Our aim in Education is to give a Full Life. -C. Mason

Filed under: Chapter 17, Vol. 2 — CM Blogger at 12:28 am on Tuesday, January 1, 2008

Sensory Gymnastics––We have barely touched on the sorts of object-lessons, appealing now to one sense and now to another, which should come incidentally every day in the family. We are apt to regard an American Indian as a quite uneducated person; he is, on the contrary, highly educated in so far as that he is able to discriminate sensory impressions, and to take action upon these, in a way which is bewildering to the book-learned European. It would be well for parents to educate a child, for the first half-dozen years of his life, at any rate, on ‘Red Indian’ lines.

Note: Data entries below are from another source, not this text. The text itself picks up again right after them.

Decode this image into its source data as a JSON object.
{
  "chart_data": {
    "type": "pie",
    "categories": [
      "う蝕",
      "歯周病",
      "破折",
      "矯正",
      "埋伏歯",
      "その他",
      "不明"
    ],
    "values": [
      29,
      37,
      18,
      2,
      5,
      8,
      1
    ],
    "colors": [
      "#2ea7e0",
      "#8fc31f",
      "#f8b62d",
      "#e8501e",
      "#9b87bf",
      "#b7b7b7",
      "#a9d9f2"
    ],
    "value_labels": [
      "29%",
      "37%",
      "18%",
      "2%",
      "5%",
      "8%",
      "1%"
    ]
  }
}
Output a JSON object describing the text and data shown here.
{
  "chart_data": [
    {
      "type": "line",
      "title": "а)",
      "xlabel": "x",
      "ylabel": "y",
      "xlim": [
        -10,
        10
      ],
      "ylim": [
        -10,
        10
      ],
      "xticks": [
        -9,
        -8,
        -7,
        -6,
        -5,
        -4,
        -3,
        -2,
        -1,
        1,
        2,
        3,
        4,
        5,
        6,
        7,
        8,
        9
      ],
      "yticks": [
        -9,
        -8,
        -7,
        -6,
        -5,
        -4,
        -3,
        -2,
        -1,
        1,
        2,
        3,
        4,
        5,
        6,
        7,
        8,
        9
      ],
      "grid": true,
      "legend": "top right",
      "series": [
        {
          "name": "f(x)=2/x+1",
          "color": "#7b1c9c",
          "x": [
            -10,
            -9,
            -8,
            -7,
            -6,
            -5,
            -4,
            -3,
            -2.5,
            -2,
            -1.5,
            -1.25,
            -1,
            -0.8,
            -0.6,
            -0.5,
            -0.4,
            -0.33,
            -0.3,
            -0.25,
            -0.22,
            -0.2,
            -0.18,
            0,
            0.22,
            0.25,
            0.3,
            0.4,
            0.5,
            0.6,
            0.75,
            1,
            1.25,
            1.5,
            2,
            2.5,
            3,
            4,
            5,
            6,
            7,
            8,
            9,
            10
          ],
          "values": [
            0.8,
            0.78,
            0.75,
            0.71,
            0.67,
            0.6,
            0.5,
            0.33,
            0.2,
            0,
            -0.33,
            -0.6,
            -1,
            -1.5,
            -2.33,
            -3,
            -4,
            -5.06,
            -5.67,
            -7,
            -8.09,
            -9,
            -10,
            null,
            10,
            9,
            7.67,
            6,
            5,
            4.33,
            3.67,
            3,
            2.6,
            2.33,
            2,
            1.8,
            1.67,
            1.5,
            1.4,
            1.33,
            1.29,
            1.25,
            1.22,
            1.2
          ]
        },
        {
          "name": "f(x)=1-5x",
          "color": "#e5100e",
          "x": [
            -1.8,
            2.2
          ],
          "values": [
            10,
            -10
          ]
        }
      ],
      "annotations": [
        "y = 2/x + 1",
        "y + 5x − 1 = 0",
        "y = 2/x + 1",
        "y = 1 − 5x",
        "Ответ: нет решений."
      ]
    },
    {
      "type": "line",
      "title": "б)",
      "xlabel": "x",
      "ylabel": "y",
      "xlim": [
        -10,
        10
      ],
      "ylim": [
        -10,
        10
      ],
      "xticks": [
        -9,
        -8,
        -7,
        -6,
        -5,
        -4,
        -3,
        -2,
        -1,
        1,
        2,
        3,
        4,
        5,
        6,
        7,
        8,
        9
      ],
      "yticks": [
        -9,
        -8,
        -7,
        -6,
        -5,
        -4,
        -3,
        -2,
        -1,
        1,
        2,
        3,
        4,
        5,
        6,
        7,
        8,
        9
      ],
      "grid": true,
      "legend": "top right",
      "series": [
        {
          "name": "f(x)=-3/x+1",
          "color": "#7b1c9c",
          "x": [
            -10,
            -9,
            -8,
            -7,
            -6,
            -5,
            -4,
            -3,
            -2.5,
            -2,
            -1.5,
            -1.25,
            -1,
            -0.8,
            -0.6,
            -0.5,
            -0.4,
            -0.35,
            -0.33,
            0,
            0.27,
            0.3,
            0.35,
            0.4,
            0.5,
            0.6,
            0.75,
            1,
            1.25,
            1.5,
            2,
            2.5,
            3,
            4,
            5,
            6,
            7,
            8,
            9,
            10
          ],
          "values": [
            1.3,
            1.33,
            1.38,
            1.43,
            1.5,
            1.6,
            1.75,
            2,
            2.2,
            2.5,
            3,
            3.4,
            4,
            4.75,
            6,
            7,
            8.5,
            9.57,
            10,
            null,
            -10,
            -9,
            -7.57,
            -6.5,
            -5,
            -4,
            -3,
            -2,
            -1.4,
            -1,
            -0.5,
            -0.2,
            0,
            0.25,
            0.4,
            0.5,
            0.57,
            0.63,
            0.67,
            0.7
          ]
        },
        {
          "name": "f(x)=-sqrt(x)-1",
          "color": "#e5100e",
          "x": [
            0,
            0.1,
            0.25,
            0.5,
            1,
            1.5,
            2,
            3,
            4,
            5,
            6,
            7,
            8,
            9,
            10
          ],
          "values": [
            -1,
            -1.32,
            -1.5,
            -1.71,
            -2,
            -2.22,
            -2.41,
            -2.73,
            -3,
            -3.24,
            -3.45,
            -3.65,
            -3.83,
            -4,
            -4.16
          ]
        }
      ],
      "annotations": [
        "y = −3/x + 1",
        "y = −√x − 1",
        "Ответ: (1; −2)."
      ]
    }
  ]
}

Besides the few points we have mentioned, he should be able to discriminate colours and shades of colour; relative degrees of heat in woollen, wood, iron, marble, ice; should learn the use of the thermometer; should discriminate objects according to their degrees of hardness; should have a cultivated eye and touch for texture; should, in fact, be able to get as much information about an object from a few minutes’ study as to its form, colour, texture, size, weight, qualities, parts, characteristics, as he could learn out of many pages of a printed book. We approach the subject by the avenue of the child’s senses rather than by that of the objects to be studied, because just now we have in view the occasional test exercises, the purpose of which is to give thorough culture to the several senses. An acquaintance with Nature and natural objects is another thing, and is to be approached in a slightly different way. A boy who is observing a beetle does not consciously apply his several senses to the beetle, but lets the beetle take the initiative, which the boy reverently follows: but the boy who is in the habit of doing sensory daily gymnastics will learn a great deal more about the beetle than he who is not so trained.